Seit 2001 beschäftige ich mich durch die Krankheit meines Bruders konkret mit diesem Thema. Es erhitzt immer wieder die Gemüter und die Reaktionen und Bemerkungen auf ein „Nein“ wiederholen sich gebetsmühlenartig.
Am Anfang wollte ich gerne einen Teil meiner Lunge spenden. Diese Option besteht grundsätzlich, ich kam damals aber medizinisch nicht in Frage.
Ich bemerke, dass die Beantwortung der Frage ein Prozess sein kann, sobald man sich mit dem Thema Leben versus Tod auseinandersetzt.
Manchmal wird der Eindruck geweckt, Spender seien die guten und Verweigerer die schlechteren Menschen. Oder liegt hier eher ein unreflektierter und unerlöstes Helfersyndrom vor? Eine Beeinflussung der Menge durch die einseitigen Medien?
Der Buddhismus legt Wert auf einen ungestörten Sterbeprozess. Und er setzt sich intensiv mit dem Sterben auseinander. Puh. Es ist ein harter Weg sich mit dem eigenen Sterben auseinanderzusetzen.
Liegt hier die „Erlösung“? Aber auch im Christentum haben wir eine Sterbekultur. Doch wer kennt unter uns noch Aufbahrungen, Rosenkranz beten und hat einen Leichnam gewaschen und über Nächte bewacht? Eines machen wir aber anscheinend intuitiv: das Fenster öffnen.
Können wir tatsächlich mit einer Organspende Leben spenden? Wie oft habe ich diese Antwort erhalten? Ich bewundere euch, wenn ihr schon so weit seid. Ich bin es nicht.
Ich wertschätze Leben und ich kann es in gewisser Weise beschützen und behüten. Ehren und lieben. Aber dann komme ich schon an meine Grenzen. Es liegt nicht mehr in meiner Hand. Wenn mein Ego sich dann so wichtig macht, bekommt er eins auf die Mütze.
Die Menschen, die eine klare Haltung für die Organspende haben, haben meine Hochachtung.

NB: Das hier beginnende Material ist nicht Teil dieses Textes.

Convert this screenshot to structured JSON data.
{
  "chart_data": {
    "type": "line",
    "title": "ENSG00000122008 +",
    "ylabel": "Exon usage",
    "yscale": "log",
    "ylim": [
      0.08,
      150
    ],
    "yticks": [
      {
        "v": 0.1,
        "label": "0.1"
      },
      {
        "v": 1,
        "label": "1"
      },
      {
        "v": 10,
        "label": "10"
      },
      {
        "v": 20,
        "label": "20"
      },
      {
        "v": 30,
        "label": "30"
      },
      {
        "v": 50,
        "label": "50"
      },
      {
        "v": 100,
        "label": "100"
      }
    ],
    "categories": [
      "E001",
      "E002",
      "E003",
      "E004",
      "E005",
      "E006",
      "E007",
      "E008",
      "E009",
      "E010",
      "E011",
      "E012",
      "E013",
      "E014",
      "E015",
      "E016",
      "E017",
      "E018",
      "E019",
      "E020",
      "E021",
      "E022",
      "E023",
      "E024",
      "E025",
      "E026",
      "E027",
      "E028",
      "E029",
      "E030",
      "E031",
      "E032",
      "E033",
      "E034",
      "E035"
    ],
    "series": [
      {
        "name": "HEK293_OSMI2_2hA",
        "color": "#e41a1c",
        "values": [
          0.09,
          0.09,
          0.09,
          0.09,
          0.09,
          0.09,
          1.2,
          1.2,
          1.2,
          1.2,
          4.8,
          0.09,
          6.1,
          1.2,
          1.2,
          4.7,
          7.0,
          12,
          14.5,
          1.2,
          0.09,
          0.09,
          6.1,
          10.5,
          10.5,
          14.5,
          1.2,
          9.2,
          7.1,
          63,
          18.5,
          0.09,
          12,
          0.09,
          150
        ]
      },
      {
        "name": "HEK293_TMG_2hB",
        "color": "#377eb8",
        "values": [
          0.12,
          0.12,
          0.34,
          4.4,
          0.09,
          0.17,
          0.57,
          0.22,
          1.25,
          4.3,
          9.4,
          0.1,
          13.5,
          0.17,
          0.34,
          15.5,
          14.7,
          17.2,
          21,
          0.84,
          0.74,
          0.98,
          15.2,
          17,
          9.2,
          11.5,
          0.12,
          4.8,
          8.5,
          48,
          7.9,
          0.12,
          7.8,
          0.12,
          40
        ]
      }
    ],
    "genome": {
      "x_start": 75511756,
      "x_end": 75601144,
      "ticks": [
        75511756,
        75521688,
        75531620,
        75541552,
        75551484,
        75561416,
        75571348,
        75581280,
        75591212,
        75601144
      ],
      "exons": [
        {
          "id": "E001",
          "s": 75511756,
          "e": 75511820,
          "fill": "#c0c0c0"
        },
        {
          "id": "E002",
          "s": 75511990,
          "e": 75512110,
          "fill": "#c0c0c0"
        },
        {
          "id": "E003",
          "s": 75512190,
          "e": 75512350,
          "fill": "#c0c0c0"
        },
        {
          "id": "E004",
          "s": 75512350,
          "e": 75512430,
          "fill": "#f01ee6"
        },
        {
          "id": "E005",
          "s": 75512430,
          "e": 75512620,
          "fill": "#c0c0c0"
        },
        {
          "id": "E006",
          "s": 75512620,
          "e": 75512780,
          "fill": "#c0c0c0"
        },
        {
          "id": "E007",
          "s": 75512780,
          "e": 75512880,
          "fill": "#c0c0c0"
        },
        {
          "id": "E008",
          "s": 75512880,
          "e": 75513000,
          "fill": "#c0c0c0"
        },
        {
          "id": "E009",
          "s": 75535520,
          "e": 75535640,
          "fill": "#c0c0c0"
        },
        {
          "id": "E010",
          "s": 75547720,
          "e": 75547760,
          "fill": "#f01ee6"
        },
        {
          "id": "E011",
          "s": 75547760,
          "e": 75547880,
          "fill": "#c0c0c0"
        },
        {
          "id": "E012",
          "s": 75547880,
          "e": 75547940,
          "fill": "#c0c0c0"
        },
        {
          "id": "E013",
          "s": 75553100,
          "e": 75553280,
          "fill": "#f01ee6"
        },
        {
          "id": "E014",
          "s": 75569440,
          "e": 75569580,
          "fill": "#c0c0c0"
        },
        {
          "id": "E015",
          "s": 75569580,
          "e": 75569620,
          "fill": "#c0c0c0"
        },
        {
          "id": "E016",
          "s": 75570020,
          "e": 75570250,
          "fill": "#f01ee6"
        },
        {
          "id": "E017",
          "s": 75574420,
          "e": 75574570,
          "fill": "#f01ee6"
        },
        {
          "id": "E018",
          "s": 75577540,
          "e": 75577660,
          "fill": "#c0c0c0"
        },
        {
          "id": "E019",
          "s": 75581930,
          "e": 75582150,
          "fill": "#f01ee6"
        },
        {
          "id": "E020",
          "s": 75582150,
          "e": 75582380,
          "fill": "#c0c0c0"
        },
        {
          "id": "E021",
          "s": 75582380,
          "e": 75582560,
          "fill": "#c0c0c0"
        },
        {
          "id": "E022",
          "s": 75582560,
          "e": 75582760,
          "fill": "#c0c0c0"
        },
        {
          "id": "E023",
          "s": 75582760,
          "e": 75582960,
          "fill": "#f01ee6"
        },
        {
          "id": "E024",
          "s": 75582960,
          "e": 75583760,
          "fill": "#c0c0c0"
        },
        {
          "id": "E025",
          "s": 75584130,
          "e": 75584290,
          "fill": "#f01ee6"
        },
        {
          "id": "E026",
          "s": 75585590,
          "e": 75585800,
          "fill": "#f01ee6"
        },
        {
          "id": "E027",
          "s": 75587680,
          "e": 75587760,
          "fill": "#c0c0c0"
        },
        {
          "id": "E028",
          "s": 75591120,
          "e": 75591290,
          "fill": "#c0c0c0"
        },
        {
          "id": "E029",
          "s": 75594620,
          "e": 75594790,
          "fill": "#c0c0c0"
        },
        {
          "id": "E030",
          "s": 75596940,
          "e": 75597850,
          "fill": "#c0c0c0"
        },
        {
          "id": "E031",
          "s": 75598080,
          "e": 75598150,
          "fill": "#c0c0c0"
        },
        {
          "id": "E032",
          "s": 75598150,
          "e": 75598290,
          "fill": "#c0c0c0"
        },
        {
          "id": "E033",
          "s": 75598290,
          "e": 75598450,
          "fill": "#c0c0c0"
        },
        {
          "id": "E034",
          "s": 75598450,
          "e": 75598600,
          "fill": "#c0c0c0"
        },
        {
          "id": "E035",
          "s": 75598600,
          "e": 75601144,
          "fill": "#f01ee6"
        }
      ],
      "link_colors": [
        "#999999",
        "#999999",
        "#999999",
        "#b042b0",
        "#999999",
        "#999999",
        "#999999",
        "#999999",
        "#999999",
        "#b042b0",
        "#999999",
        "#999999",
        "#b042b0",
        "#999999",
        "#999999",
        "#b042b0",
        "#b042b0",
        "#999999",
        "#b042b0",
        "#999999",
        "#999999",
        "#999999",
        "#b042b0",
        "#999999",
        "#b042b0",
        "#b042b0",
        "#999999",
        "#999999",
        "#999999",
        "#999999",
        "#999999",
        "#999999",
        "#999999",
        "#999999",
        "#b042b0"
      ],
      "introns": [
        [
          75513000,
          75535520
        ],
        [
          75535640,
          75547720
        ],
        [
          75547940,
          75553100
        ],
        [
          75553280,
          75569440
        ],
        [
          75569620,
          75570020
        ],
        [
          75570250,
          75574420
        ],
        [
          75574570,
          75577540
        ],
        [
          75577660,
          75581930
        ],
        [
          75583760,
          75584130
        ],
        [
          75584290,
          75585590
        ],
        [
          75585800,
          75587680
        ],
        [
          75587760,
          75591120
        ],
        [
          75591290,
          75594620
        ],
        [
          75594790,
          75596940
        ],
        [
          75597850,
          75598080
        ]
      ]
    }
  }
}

Meine Haltung ist beweglich. Mir ist bewusst, dass ich sie gerade nicht in einer Ausnahmesituation tätigen muss.
Wie furchtbar ist es, wenn dein verunfalltes Kind als Spender in Frage kommt und du stehst noch völlig im Schock und du wirst daran erinnert, dass du diese Frage im Alltagsleben positiv beantwortet hast. Dein Kind ist rosig, die Hände warm, es riecht und schwitzt vielleicht...die Maschinen werden abgestellt…
...und eines Tages fragst du dich, wie weit du dich verantwortlich gemacht hast. Ob du zu früh aufgegeben hast? Ob du alles richtig gemacht hast. Und diese Fragen begleiten dich immer wieder.
...Jahre später darfst du Kontakt haben mit den Empfängern. In denen ja „das eigene Kind ein Stück weiter lebt. Der frühe Tod war nicht umsonst“. Du erfährst, dass Empfänger Karl seither nicht mehr Klassik hört sondern Techno. Die Lieblingslieder deines Kindes.
...oder im Empfänger Hans-Otto findet eine emotionale Veränderung statt. In unserer DNA sind traumatische Erlebnisse über Generationen hinweg gespeichert. Sein Umfeld ist irritiert. Und er auch. Und dir wird bewusst, dass du Eigenarten deines Kindes in einem fremden Körper und Wesen erlebst.
Es gibt ganz viele Hinweise, dass unsere Seele bei einem gewaltsamen Tod ebenfalls betroffen ist. Was geschieht, wenn ihr die Zeit genommen wird?
Was geschieht mit unserem Bewusstsein? Mein Körper besteht nun auch noch aus Wasser. Wasser kann ich laut Emoto mit Bewusstsein erreichen. Sogar Körpergewebe in einer Petrischale lässt sich vom eigenen Bewusstsein beeinflussen.
Nun ist aber ein Teil von Körpergewebe noch auf der Erde und lebt in verschiedenen Menschen. Mit anderem Bewusstsein. Was geschieht dann mit dem Spender (Seele, Bewusstsein) auf der anderen Seite?
Ich habe viele Fragen ... und nein! Ich habe nichts geraucht oder getrunken

Ich wünsche mir von den Kollegen aus dem Bereich der Psychotherapie, dass ihr Möglichkeiten gewinnt, die betroffenen Menschen aufzufangen. Sei es die Angehörigen. Sei es die - möglichen Verwirrungen - von Empfänger. Denn die Langzeitfolgen, auch spiritueller Natur, sind uns noch nicht bekannt und vertraut.